BGH: Extrakt der Kudzuwurzel ist Novel-Food

09.09.2016 - Deutschland

Ein Nahrungsergänzungsmittel, das im Novel-Food-Katalog der Europäischen Kommission mit dem Status „FS“ („food supplements“) gekennzeichnet ist, kann dennoch als neuartiges Lebensmittel im Sinne der Novel-Food-Verordnung einzustufen sein. So entscheid nun der Bundesgerichtshof (BGH). Der Novel-Food-Katalog sei nicht abschließend und diene lediglich zur Orientierung, ob ein Produkt unter Novel-Food-Verordnung fällt.

Verband Sozialer Wettbewerb rügt Vertrieb ohne Zulassung

Ein pharmazeutischer Großhändler vertrieb ein Nahrungsergänzungsmittel, welches einen Kudzu-Trockenextrakt enthielt. Bei Kudzu handelt es sich um eine in Indien wild wachsende oder kultivierte Pflanze, die zu den Hülsenfrüchten zählt und eine enge Verwandtschaft mit einheimischen Bohnengewächsen aufweist. Seit über 2500 Jahren werden in der traditionellen chinesischen Medizin die Blüten und Wurzeln zur Unterstützung der menschlichen Gesundheit verzehrt. Der Verband Sozialer Wettbewerb klagte gegen den Großhändler, da es sich bei dem Nahrungsergänzungsmittel um ein neuartiges Lebensmittel handele, welches mangels Zulassung gemäß der sogenannten Novel-Food-Verordnung nicht auf den Markt gebracht werden dürfe.

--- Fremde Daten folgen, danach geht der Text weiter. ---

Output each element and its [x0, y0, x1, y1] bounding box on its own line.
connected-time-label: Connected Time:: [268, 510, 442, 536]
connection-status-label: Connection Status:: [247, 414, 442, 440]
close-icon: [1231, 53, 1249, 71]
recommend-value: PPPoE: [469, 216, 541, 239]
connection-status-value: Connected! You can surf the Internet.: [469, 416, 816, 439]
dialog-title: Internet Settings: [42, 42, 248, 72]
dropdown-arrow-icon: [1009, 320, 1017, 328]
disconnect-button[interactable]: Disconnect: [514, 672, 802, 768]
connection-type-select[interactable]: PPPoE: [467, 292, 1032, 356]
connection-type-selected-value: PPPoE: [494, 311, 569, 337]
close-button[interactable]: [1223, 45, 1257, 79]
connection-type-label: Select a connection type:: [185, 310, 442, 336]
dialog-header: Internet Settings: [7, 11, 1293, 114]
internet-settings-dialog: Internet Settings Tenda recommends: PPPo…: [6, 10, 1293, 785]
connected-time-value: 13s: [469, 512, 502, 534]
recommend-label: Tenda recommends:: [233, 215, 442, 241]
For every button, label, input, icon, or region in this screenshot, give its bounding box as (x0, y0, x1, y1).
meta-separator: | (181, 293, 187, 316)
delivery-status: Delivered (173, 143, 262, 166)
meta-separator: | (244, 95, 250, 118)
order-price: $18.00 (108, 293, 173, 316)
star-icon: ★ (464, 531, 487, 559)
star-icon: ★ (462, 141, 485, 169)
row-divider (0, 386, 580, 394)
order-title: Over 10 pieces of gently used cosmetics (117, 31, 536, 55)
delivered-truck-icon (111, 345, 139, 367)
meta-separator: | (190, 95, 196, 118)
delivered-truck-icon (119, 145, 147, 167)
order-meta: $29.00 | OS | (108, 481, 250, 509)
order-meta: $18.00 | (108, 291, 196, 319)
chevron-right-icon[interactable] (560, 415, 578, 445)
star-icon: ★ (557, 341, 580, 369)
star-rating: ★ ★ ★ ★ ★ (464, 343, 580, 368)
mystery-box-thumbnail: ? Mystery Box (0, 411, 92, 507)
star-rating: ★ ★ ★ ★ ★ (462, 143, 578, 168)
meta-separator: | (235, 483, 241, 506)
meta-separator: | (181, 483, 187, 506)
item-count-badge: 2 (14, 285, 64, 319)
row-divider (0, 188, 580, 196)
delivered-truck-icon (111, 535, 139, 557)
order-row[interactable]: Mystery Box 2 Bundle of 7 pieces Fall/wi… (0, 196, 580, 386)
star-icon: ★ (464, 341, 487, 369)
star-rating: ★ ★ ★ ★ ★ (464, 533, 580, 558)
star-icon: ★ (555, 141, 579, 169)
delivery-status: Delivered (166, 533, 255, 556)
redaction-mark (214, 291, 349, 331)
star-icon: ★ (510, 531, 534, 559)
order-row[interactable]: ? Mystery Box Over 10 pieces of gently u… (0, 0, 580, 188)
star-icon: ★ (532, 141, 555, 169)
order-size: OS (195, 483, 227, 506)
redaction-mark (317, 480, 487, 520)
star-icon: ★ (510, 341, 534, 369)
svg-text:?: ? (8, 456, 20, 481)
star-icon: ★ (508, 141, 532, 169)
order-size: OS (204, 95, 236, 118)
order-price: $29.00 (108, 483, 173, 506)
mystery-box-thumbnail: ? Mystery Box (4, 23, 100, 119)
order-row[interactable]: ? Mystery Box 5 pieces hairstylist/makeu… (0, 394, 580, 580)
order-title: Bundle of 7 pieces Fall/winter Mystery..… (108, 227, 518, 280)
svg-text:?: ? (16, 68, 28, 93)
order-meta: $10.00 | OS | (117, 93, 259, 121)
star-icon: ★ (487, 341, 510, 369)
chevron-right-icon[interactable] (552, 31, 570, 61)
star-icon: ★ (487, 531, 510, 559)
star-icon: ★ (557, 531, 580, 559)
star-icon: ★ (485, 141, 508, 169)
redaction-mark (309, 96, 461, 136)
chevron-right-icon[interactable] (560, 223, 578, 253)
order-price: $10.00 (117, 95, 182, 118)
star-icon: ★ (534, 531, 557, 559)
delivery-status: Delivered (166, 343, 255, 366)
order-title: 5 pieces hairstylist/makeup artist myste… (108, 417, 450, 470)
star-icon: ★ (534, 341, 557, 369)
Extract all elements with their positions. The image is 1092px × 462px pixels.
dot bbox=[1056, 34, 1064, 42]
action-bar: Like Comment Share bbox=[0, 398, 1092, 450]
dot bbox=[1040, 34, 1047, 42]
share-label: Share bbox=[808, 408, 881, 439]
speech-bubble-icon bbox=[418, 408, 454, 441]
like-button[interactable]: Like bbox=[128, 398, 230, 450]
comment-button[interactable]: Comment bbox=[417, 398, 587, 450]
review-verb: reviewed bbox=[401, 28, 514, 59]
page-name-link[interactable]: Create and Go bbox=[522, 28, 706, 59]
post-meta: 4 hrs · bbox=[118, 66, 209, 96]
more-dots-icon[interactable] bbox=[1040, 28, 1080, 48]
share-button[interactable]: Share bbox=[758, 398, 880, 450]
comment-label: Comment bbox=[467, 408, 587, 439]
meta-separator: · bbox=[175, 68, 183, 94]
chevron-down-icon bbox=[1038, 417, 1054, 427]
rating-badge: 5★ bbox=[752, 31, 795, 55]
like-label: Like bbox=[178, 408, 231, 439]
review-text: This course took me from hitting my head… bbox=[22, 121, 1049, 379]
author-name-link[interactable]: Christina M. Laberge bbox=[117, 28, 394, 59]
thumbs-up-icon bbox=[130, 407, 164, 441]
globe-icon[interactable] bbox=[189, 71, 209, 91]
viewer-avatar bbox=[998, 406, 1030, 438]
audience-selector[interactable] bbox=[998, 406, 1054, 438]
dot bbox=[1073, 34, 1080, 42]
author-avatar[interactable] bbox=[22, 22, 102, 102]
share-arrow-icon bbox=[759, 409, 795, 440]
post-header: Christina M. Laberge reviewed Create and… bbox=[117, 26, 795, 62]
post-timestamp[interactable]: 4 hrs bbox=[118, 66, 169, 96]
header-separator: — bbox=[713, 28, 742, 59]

Gerichte bewerten Kudzu als neuartiges Lebensmittel

Die Gerichte gaben dem Kläger in allen Instanzen Recht. Der BGH bekräftigte in letzter Instanz, dass der Vertrieb eines Erzeugnisses, welches in den Anwendungsbereich der Novel-Food-Verordnung fällt, ohne Genehmigung und Notifizierung unlauter und wettbewerbswidrig ist. Dabei sei darauf abzustellen, ob Nahrungsergänzungsmittel vor dem maßgeblichen Stichtag 15.05.1997 in der Gemeinschaft in nennenswerter Menge für den menschlichen Verzehr verwendet wurden. Es komme nicht darauf an, ob ein nennenswerter Verzehr der Pflanze oder von Produkten, welche die Pflanze enthalten, erfolgte. Der Kläger habe substantiiert dargelegt, dass Nahrungsergänzungsmittel, die ein Extrakt der Kudzuwurzel enthalten, vor dem Stichtag in keinem EU-Mitgliedstaat in nennenswertem Umfang für den menschlichen Verzehr verwendet wurden. Der beklagte Großhändler hingegen habe dies nicht widerlegen können.

„FS“-Kennzeichnung nicht bindend

Dass das Nahrungsergänzungsmittel im sogenannten Novel-Food-Katalog mit dem Status „FS“ (food supplements) gekennzeichnet war, stellt nach Ansicht der Richter kein bindendes Indiz dafür dar, dass es sich nicht um ein neuartiges Lebensmittel im Sinne der Novel-Food-Verordnung handelt. Der Katalog sei ausweislich der Erläuterungen der Europäischen Kommission nicht abschließend und diene lediglich der Orientierung, ob ein Produkt unter die Novel-Food-Verordnung fällt. Untermauert werde diese Annahme auch durch den Umstand, dass nicht einmal ausdrückliche Verbotsentscheidungen der EU-Kommission über das konkrete Zulassungsverfahren hinaus bindende Wirkung entfalten.